Here's a shot at elaboration of usecase more: On various machines, we currently have a btrfs filesystem containing various volumes/snapshots containing starting states for containers. The snapshots are generated by common snapshot images built centrally. The machines, as the scheduler requests, start and stop containers on those volumes. We want to be able to start a container on a snapshot/volume such that every write to the relevant snapshot/volume is using a per-container key, but we don't care about reads of the starting snapshot image being encrypted since the starting snapshot image is widely shared. When the container is stopped, no future different container (or human or host program) knows its key. This limits the data which could be lost to a malicious service/human on the host to only the volumes containing currently running containers. Some other folks envision having a base image encrypted with some per-vendor key. Then the machine is rekeyed with a per-machine key in perhaps the TPM to use for updates and logfiles. When a user is created, a snapshot of a base homedir forms the base of their user subvolume/directory, which is then rekeyed with a per-user key. When the user logs in, systemd-homedir or the like could load their per-user key for their user subvolume/directory. Since we don't care about encrypting the common image, we initially envisioned unencrypted snapshot images where we then turn on encryption and have mixed unenc/enc data. The other usecase, though, really needs key change so that everything's encrypted. And the argument that mixed unenc/enc data is not safe was compelling. Hope that helps?Maybe a dumb question: why aren't you just using overlayfs? It's already possible to use overlayfs with an fscrypt-encrypted upperdir and workdir. When creating a new container you can create a new directory and assign it an fscrypt policy (with a per-container or per-user key or whatever that container wants), and create two subdirectories 'upperdir' and 'workdir' in it. Then just mount an overlayfs with that upperdir and workdir, and lowerdir referring to the starting rootfs. Then use that overlayfs as the rootfs as the container. Wouldn't that solve your use case exactly? Is there a reason you really want to create the container directly from a btrfs snapshot instead?
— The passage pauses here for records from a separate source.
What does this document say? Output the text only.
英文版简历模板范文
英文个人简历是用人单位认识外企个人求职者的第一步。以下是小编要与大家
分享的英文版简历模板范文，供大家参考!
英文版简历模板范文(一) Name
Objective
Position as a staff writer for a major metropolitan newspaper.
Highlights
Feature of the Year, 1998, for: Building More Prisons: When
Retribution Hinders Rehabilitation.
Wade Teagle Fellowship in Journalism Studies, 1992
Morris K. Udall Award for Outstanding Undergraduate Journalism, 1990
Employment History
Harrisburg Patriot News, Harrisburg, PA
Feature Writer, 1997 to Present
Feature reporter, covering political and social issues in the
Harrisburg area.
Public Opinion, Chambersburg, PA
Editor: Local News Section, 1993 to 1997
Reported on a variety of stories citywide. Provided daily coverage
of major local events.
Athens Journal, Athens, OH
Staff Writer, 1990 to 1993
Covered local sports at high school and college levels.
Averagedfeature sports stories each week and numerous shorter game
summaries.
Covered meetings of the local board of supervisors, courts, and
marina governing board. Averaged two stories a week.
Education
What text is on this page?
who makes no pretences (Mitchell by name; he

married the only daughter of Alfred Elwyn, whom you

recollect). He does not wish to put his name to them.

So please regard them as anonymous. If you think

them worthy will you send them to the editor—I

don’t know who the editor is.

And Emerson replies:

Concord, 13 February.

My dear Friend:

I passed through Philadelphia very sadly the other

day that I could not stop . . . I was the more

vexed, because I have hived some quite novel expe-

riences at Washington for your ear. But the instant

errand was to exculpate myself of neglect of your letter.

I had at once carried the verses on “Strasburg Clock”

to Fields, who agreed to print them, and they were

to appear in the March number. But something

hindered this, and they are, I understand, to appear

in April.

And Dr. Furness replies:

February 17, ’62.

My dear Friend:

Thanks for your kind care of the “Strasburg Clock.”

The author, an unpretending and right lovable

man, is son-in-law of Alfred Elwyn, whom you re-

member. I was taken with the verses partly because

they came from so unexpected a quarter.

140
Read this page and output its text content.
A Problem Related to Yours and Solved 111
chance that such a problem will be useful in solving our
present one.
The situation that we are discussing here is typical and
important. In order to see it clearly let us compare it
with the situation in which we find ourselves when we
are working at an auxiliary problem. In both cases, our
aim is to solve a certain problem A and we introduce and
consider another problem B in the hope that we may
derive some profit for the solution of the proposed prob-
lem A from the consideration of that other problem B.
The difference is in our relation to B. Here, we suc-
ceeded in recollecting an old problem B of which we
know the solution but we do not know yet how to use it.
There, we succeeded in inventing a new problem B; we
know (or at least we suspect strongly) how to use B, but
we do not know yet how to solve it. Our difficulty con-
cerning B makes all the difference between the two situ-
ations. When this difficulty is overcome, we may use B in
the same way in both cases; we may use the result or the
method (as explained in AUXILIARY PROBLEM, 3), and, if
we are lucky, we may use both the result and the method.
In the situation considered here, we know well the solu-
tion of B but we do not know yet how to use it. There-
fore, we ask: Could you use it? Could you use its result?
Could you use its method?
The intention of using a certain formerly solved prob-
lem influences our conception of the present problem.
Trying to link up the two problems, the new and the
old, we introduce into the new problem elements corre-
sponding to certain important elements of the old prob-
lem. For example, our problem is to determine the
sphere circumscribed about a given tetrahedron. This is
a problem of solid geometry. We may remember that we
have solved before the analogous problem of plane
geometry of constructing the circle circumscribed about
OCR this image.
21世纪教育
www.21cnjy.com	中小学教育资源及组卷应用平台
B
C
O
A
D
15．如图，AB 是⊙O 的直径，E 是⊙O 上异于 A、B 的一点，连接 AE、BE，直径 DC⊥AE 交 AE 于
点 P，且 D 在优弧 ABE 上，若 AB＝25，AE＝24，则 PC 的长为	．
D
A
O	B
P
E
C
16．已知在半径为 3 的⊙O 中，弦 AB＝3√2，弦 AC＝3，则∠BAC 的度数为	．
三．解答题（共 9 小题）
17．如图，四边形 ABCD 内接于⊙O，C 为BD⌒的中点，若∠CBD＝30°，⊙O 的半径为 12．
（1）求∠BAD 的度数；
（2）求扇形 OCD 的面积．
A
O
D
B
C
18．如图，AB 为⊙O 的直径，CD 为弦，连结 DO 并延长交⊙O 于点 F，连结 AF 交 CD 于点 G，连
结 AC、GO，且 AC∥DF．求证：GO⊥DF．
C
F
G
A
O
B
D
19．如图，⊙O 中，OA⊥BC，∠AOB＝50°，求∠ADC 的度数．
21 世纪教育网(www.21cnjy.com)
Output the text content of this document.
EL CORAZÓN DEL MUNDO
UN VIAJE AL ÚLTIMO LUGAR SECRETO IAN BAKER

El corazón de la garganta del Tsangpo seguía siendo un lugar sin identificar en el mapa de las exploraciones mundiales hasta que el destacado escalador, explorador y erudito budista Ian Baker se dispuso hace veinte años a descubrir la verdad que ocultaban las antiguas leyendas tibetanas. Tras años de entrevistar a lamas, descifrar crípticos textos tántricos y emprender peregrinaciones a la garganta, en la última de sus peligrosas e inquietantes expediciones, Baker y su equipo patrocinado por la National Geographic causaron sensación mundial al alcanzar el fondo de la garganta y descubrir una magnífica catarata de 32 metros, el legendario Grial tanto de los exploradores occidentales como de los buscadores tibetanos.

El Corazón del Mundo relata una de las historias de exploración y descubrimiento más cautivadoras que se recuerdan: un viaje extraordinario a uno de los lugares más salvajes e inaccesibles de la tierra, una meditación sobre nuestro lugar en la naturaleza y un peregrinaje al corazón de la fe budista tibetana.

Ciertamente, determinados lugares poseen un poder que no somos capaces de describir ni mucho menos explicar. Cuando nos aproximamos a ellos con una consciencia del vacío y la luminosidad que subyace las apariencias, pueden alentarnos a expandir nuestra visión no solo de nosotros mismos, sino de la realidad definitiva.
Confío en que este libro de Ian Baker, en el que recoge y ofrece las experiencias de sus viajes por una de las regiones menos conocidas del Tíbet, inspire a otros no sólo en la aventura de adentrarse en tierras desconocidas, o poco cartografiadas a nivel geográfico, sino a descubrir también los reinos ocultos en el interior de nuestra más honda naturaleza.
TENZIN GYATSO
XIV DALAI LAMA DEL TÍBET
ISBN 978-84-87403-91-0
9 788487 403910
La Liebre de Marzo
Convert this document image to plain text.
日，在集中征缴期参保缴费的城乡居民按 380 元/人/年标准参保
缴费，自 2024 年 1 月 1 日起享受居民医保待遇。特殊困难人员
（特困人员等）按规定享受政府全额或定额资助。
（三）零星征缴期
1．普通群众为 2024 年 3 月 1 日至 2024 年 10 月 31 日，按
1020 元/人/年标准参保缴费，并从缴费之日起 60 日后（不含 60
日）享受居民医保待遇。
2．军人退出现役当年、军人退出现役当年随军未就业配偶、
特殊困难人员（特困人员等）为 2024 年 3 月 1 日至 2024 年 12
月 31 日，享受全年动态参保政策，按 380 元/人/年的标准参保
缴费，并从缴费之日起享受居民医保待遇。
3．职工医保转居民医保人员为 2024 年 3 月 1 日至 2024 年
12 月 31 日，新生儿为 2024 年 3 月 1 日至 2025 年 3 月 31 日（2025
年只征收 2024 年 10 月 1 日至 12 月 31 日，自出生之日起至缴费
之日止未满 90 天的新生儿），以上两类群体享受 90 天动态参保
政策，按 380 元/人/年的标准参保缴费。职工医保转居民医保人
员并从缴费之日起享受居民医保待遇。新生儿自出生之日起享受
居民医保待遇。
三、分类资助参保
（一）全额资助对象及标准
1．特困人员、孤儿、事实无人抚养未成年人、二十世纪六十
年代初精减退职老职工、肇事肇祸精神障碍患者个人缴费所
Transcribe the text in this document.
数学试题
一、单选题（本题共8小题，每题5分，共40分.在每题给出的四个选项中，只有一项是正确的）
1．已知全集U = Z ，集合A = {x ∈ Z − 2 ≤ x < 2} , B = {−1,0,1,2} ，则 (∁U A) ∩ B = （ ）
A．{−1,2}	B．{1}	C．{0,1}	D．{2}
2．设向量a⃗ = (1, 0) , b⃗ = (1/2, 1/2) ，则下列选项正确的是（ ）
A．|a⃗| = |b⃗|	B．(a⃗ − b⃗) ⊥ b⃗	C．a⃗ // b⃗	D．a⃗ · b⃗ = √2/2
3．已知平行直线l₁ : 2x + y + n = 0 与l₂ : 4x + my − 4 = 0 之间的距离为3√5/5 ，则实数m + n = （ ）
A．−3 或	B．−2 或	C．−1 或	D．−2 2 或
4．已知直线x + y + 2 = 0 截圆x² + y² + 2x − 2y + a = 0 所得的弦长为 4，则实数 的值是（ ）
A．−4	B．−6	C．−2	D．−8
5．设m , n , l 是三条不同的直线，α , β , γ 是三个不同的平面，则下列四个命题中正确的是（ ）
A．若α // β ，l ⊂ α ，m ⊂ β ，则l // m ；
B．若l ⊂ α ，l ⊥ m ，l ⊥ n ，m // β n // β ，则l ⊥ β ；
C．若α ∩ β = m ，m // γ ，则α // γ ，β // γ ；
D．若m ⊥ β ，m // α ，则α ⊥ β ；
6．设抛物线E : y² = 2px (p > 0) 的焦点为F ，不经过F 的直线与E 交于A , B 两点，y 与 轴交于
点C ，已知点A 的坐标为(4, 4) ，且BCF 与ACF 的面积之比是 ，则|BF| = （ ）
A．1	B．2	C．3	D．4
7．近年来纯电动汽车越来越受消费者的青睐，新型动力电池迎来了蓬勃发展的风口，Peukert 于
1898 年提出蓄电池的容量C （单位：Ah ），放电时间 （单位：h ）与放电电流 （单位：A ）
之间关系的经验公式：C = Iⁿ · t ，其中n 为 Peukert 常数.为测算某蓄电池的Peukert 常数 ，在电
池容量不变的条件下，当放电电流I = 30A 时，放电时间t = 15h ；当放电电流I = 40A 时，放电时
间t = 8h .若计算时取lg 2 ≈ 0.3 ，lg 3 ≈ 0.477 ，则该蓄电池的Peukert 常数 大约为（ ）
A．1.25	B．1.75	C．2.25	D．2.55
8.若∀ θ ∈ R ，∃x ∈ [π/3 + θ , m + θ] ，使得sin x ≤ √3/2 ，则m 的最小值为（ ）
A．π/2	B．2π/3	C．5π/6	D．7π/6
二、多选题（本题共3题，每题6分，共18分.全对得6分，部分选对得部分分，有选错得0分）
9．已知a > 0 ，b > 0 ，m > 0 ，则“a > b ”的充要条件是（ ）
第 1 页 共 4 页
After talking it over, nested containers/subvols don't work easily with this scheme. Right now, one can make arbitrarily nested subvols inside of subvols, so e.g. a container which only sees /subvol can make subvol /subvol/nested without elevated permissions, and a container which only sees /subvol/nested could make yet another nested subvol /subvol/nested/foo/nested2, ad infinitum. There aren't afaik limits on the recursive depth of subvols or containers, or limits on how close they are in the directory tree.
This isn't purely theoretical; I learned today there are a couple of workloads internally which run in a long-lived container on a subvol, and spin up a bunch of short-lived containers on shortlived subvols inside the long-lived container/subvol.
I don't think the overlayfs scheme works with this. From the point of view of the container overlayfs would be presenting a wholly encrypted filesystem (which is what we want). But from the container, even if we plumbed through making a new subvol within, it'd be hard to create a new overlayfs upper directory with a new key for a nested container, if dirs had to have the same key as their parent dir unless that's unencrypted. We'd need to allow the parent container to escape into an unencrypted directory to make a new encrypted upperdir for the nested container, which would defeat having the container only able to write to encrypted locations. I can't come up with a way to make the overlayfs scheme work with this, but maybe I don't know overlayfs well enough.
A decidedly intriguing idea! Thanks Sweet Tea